En piloto automático




TUVO QUE surgir la polémica acerca de la compra de una parcela en las cercanías del proyecto minero Dominga para que volviera a escucharse fuerte la voz de Michelle Bachelet. No fue el recrudecimiento del conflicto mapuche, la prolongada huelga en Escondida o el bajo crecimiento de 2016 lo que despertó a la Mandataria del letargo en que se la ha visto sumida en el último tiempo. Fue un asunto familiar: "¡Dejen a mi hija tranquila!".

Resulta perfectamente normal y lógico que una madre salga en defensa de su hija cuando siente que esta ha sido acusada injustamente. Ni siquiera los presidentes de la república escapan a esa ley de la naturaleza. Lo que sí resulta llamativo es que nuestra Jefa de Estado solo parezca decidida y motivada cuando lo que está en juego es su propia honra o la de su familia.

Al igual que en el episodio en el que terminó querellándose contra la revista Qué Pasa, la Presidenta reaccionó indignada frente a la revelación de que su hija es dueña del terreno en el norte. Más allá de la explicación que dio y de lo que esta enseña acerca de su comportamiento tributario, el hecho de que solo asuntos personales motiven una intervención enfática de la Mandataria habla mucho de cómo ella está concluyendo su gobierno.

Las formas republicanas imponen obligaciones: el período presidencial termina el 11 de marzo y hasta ese día Michelle Bachelet es la Presidenta constitucional. Sin embargo, todo indica que, para muchos efectos, su mente ya no está en La Moneda. En la mayoría de los temas relevantes para el país, la Mandataria calla y se ve ausente, con lo cual resiente su capacidad de conducir.

El liderazgo de Bachelet, que alguna vez se pensó indestructible, hoy está hecho trizas. Fue construido sobre la premisa de una popularidad aparentemente inoxidable. La misma que le permitió convertirse en candidata en 2005 contra los deseos de buena parte del establishment concertacionista. Y que la hizo volver como un hada madrina desde Nueva York en 2013 e imponer sus condiciones a una Nueva Mayoría confundida.

Pero Bachelet perdió la popularidad y su gobierno, la mística. Hoy salen ministros y a nadie le importa demasiado, porque todos entienden que esto ya se acabó.

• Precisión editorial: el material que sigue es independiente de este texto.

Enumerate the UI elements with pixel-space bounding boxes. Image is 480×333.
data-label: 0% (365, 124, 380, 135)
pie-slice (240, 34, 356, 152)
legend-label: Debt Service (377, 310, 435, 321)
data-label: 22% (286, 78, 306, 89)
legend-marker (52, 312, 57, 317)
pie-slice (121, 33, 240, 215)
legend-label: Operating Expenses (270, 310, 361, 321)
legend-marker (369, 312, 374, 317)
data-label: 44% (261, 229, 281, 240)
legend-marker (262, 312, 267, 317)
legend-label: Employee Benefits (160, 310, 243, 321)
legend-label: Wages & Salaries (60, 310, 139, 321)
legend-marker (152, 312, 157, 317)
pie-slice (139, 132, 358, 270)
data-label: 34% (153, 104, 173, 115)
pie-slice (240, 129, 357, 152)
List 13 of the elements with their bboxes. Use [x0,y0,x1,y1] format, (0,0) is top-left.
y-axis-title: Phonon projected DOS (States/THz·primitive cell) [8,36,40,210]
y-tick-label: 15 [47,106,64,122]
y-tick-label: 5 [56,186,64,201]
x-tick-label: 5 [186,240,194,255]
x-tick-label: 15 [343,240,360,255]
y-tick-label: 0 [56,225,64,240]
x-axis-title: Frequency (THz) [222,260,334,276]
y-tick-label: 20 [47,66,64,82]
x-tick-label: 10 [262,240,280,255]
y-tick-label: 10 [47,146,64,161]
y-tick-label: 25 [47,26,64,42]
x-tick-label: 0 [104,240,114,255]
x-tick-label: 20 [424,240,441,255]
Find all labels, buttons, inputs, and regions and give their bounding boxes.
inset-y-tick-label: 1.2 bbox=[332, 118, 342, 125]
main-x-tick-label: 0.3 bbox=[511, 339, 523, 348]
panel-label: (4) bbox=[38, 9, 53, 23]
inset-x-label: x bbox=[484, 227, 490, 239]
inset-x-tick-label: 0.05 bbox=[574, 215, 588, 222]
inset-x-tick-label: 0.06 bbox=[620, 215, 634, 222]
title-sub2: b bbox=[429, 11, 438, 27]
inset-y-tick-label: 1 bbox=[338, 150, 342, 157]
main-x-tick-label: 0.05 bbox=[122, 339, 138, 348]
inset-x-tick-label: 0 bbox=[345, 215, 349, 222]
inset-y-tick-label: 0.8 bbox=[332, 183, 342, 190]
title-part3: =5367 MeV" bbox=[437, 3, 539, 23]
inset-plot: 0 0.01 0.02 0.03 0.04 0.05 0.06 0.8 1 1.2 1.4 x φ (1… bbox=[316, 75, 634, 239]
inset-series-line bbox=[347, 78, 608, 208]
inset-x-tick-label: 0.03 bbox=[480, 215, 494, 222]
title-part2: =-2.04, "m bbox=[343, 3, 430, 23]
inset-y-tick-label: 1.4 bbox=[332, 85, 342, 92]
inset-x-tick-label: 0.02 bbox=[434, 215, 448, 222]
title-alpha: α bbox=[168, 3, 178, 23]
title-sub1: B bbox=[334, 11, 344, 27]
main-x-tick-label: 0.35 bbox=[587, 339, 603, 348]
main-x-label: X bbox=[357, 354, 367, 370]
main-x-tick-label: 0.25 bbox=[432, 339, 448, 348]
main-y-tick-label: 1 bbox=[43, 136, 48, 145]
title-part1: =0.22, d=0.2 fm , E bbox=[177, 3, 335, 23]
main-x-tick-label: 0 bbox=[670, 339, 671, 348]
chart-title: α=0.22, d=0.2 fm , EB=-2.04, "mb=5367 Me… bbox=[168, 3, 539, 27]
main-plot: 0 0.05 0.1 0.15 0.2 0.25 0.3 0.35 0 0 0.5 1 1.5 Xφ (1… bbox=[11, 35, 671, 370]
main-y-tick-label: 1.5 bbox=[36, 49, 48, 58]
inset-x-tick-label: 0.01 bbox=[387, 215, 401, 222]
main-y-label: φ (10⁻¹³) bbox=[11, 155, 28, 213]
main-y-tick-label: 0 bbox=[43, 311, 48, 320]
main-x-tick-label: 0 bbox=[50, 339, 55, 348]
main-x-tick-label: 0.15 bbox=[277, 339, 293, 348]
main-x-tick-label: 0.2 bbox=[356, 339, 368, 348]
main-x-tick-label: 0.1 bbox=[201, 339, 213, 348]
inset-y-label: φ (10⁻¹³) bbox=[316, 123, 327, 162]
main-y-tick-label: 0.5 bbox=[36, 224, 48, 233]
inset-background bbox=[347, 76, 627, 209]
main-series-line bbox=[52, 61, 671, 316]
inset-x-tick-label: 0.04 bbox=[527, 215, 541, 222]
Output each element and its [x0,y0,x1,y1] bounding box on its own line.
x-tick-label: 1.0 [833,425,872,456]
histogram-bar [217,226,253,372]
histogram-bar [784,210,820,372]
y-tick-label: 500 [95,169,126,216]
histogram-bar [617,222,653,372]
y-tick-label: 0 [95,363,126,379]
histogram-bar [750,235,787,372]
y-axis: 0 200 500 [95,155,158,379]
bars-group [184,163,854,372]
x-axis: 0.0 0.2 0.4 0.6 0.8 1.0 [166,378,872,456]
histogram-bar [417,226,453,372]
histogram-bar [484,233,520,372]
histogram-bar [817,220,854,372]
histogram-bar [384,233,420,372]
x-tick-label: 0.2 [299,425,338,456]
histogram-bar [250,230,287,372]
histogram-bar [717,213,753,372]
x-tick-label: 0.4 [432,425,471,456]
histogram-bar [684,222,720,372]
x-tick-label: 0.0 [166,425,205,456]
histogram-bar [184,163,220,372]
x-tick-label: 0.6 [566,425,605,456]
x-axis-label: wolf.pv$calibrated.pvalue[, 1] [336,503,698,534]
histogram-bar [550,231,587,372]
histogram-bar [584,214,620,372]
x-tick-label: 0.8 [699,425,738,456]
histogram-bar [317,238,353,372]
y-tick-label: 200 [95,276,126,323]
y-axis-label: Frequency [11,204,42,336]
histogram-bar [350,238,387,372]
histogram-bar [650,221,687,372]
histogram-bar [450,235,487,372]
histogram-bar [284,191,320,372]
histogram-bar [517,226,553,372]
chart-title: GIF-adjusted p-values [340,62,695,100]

El país parece avanzar -estancarse, más bien- en piloto automático.

Sin embargo, todavía queda un año de gobierno. Y, aunque está claro que ya no hay tiempo para nuevas iniciativas ni grandes propuestas, sí hay espacio para tratar de enderezar el rumbo y vigorizar la gestión con el objetivo de acabar con el estancamiento y la apatía. Para eso se necesita una Presidenta con ganas, que dé el ejemplo de que la pega se hace bien hasta el último día. Pero ese impulso parece no existir ya en Bachelet, quien solo posee energía para defenderse a sí misma y su familia. Si sigue así, lo que la espera es un triste y solitario final.